PEKANBARU – Gerhana Bulan Total atau Super Blood Moon akan berlangsung pada 26 Mei 2021 mendatang. Fenomena langka dimana bulan akan tampak merah karena pembiasan cahaya matahari ke atmosfer bumi ini, dapat disaksikan oleh masyarakat Indonesia.
Menariknya, gerhana bulan ini hanya terjadi setiap 195 tahun sekali, dimana kali ini bersamaan dengan Hari Raya Waisak. Fenomena tersebut baru akan kembali terjadi pada 10 Mei 2199, 21 Mei 2217, dan 16 Mei 2394.
Peneliti Pusat Antariksa (Pusainsa) Lembaga Penerbangan dan Antariksa Nasional (Lapan) Emmanuel Sungging mengatakan, GBT dapat disaksikan pada Rabu petang (26/5/2021). Gerhana ini akan terlihat di hampir seluruh wilayah Indonesia, terutama dan terbaik di wilayah Timur Indonesia.
“Buat masyarakat umumnya, ya bisa menikmati gerhana tanpa harus berkerumun, bisa dari rumah masing-masing menikmati saat senja hari,” ujarnya.
Berikut daftar wilayah yang dapat menyaksikan setiap fase Gerhana Bulan Total 26 Mei mendatang:
Awal panumbra: Papua dan Kepulauan Aru pada pukul 15:46:12 WIB atau 16:46:12 WITA atau 17:46:12 WIT.
Awal sebagian: Papua, Papua Barat, Maluku (kecuali Kep.

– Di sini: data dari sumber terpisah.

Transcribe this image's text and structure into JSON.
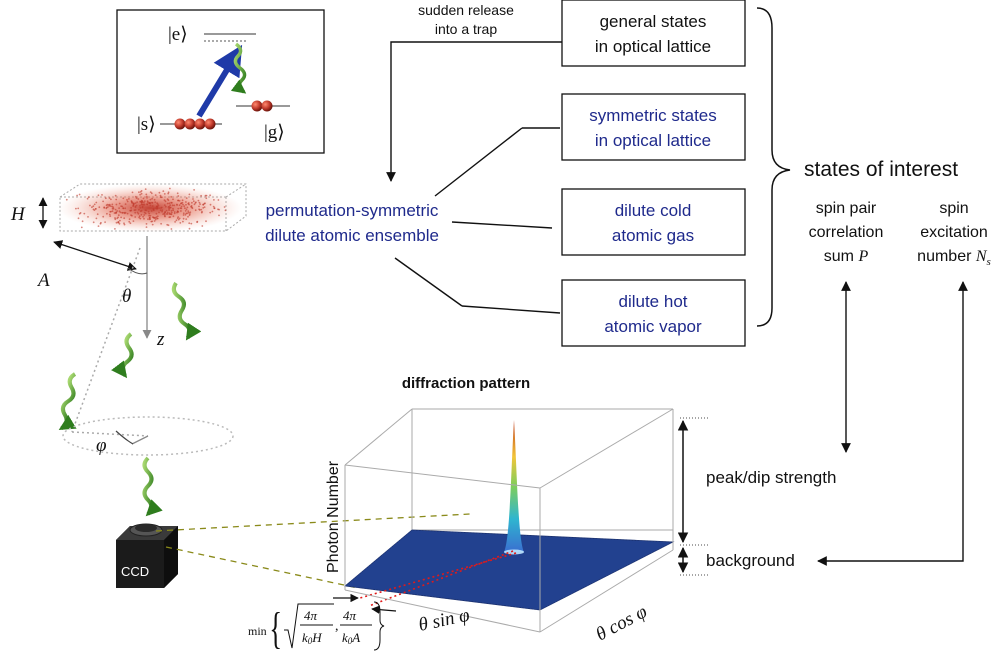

Aru), Maluku Utara, Sulawesi Utara, sebagian Gorontalo, sebagian Sulawesi Tengah, Sulawesi Tenggara, dan NTT pada pukul 16:44:37 WUB atau 17:44:37 WITA atau 18:44:37 WIT.
Awal total: Seluruh Indonesia, kecuali Aceh, Sumatera Utara, Sumatera Barat, dan sebagian Riau pada pukul 18:09:29 WIB atau 19:09:29 WITA atau 20:09:29 WIT.
Puncak gerhana: Seluruh Indonesia, kecuali Aceh Pulau Nias, dan sebagian Sumatera Utara pada pukul 18:18:43 WIB atau 19:18:43 WITA atau 19:18:43 WIT.
Akhir total: Seluruh Indonesia pada pukul 18:27:57 WIB atau 19:27:57 WITA atau 20:27:57 WIT.
Akhir sebagian: Seluruh Indonesia pada pukul 19:52:49 WIB atau 20:52:49 WITA atau 21:52:49 WIT.
Akhir panumbra: Seluruh Indonesia pada pukul 20:51:16 WIB atau 21:51:16 WITA atau 22:51:16 WIT.